According to Johnson, new advancements will make telehealth visits even more convenient in the future. Examples include a system that allows doctors to evaluate heart rhythms remotely through chest sensors connected to a smartphone. “So far, primary care physicians have embraced telehealth technology the most, but specialists like cardiologists and neurologists also are getting on board,” Johnson says. “We’ll definitely see it become more common and consumer-friendly. Patients can feel confident they are getting high quality care with a personal connection.”
Johnson adds that telehealth has the potential to improve population health by making it easier to access care. “People often avoid going to a doctor because they are too busy or it’s too much of a hassle to get time off work,” he notes. “They are more likely to embrace a 20-minute lunchtime video visit with a practitioner who can meet their needs efficiently. Telehealth removes barriers, and that definitely can improve people’s lives.”
J.C. Ramey, CEO of Florida-based digital solutions firm DeviceBits, says chatbot technology is gaining a prominent role in remote health care these days. (If you’ve never used a chatbot before, it’s an instant messaging tool that allows users to get answers to questions and concerns in real time online.)

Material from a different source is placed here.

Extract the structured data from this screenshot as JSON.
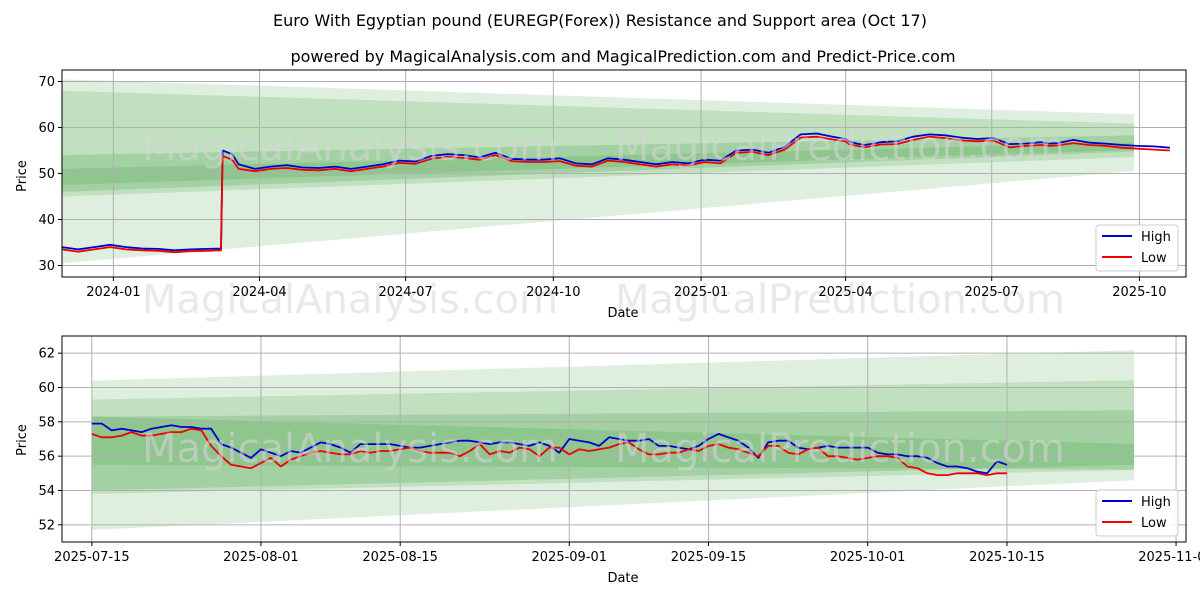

Ramey says the idea works well for health-related organizations like insurers and physician groups. It automates conversations and quickly retrieves answers to questions so patients don’t have to sit on hold or wait for a return phone call. For example, if you’re searching for a new doctor, the system can use the information you enter (age, gender, location, language) to suggest an appropriate provider.
A chatbot can connect patients to a live agent or a database of relevant information, and safeguards can be built in to protect privacy. “The technology saves patients a lot of time and hassle,” Ramey explains. “Especially during high-traffic times like open insurance enrollment periods, they can get instant answers to their questions and needs. People are becoming more conscious of their health and want to be their own advocates, and technology can help with that.”